When he screams from hunger, I try vainly to quiet him. “I’m making you food. Can’t you see I am making it? I have to boil the pasta!” I turn my back for a minute and then find him gnawing on the sole of my boot or playing with the toilet water. When I take away the ripped book, remove the boot, close the toilet seat, the crying comes. A cry so shrill and relentless that it feels like someone is hitting me on the head with a two-by-four over and over again.

“I don’t want this kid,” I whisper to myself. “He needs so much. And I can’t provide it.”

Once Annabel heard my quiet venting. “He’s just a baby,” she told me. “Don’t be angry at him.”

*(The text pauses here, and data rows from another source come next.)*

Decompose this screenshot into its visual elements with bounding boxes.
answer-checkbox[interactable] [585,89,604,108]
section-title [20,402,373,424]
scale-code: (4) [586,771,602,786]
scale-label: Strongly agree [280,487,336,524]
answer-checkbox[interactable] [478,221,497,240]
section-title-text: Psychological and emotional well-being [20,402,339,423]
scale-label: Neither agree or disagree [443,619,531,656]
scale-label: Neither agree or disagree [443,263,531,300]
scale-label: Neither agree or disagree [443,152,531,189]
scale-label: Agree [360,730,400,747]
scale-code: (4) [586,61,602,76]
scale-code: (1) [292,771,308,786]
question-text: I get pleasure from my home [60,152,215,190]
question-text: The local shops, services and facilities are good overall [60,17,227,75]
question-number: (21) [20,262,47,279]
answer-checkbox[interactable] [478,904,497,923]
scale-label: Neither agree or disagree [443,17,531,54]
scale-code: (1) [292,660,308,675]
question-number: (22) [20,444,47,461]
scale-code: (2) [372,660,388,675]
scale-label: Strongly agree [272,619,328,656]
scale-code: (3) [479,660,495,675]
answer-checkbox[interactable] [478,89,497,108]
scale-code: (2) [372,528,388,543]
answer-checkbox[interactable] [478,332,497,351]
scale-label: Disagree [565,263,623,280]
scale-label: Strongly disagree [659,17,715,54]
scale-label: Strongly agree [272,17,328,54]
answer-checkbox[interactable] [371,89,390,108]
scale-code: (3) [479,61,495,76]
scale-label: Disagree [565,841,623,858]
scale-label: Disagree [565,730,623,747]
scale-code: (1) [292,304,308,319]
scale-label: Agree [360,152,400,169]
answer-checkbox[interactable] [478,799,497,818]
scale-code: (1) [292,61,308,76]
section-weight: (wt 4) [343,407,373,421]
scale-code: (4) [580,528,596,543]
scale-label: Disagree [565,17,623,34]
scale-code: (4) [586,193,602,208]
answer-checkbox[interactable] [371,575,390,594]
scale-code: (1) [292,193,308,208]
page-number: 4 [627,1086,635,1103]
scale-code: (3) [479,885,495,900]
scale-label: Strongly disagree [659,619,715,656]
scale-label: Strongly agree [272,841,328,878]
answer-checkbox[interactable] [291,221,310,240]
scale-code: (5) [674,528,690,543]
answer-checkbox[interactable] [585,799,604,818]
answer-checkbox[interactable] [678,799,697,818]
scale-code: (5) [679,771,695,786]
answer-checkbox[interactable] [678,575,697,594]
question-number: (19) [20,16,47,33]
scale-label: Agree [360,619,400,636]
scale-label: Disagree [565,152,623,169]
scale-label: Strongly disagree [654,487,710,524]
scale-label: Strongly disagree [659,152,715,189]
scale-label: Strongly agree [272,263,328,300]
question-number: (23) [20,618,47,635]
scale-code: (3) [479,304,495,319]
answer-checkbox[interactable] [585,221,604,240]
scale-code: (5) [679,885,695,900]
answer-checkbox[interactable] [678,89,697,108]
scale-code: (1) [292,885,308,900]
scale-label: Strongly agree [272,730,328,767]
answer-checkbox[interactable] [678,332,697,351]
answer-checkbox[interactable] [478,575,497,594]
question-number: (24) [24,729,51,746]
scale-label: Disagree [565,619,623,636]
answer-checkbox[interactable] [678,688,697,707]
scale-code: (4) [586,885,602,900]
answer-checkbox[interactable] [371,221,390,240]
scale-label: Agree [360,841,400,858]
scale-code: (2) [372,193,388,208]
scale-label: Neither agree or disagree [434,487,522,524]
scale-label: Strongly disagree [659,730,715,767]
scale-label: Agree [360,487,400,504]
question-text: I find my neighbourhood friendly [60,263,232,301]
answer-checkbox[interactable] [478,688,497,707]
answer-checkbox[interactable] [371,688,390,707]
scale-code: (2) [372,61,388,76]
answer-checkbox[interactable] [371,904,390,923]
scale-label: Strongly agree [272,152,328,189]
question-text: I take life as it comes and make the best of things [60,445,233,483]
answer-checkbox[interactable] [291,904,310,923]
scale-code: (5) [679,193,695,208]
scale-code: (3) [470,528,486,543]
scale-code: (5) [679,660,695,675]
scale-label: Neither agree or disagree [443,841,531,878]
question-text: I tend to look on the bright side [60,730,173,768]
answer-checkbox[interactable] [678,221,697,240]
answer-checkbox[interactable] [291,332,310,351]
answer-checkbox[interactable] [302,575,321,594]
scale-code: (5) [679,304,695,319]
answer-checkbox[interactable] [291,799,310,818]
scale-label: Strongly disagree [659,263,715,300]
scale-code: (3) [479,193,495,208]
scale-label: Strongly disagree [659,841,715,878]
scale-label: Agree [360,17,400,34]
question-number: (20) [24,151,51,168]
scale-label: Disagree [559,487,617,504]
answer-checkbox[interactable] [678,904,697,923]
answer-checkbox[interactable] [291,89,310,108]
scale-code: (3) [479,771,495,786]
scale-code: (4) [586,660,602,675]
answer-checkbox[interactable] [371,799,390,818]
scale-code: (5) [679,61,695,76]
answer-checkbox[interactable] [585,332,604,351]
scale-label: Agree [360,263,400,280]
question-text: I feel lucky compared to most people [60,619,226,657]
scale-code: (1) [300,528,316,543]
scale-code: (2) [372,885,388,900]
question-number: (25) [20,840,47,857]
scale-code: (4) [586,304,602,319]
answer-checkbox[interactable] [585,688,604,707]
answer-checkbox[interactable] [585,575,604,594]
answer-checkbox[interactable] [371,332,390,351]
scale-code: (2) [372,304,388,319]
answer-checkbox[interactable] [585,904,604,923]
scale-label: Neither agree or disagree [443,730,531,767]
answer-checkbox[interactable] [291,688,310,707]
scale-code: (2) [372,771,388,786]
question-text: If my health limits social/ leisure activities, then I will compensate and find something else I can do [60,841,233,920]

I was dumbfounded. How could this five-year-old be more generous than I am? More patient? As the mother, aren’t I supposed to love him most of all? As the sister, isn’t she supposed to be jealous of the attention he gets? Shouldn’t she try to push him over or steal the last Fig Newton off his plate? She never does.

At times, Finn comes to me for comfort. Without looking at my face, he soundlessly falls into my lap. I rock him, and when he offers his tender palms for me to pet, I stroke them lightly with my index finger. His breathing slows, his muscles slacken, he almost purrs. And I am flush with love for this strange child. It’s different between him and Annabel. He has never tried to hug her. When she grabs him, he pushes her or turns away. Lately he has started to bite.


“I don’t get it, Annabel,” I said one day. “Why do you love him so much?”

“I just do,” she replied.

Then it hit me. Annabel can’t remember a time before Finn. She got to know him without any notion of what a “normal” brother would be. She was never burdened with the longing that felled my husband and me. She never hoped, like I did, that getting his eyes straightened or tubes put in his ears might allow Finn to look at us and answer to his name. She never believed that modern medicine would give us the boy we were supposed to have, the Real Boy.

I know Annabel’s love for Finn won’t remain this uncomplicated. As she enters the world and sees how others view him, she may want a different brother. She may feel as embarrassed as I do when Finn’s behavior draws stares on the playground. But for now she is my teacher. I can’t pretend that it doesn’t bother me each time a birthday passes without Finn’s knowing what that means. But following Annabel’s lead, I can try to love Finn for who he is. Not for who he’s supposed to be.

Like my daughter, I can take joy in his joy, the way he smiles when he jumps on the bed or splashes in the tub or hangs his head upside down from the sofa—a smile so brilliant and true that, at moments, it bursts my heart.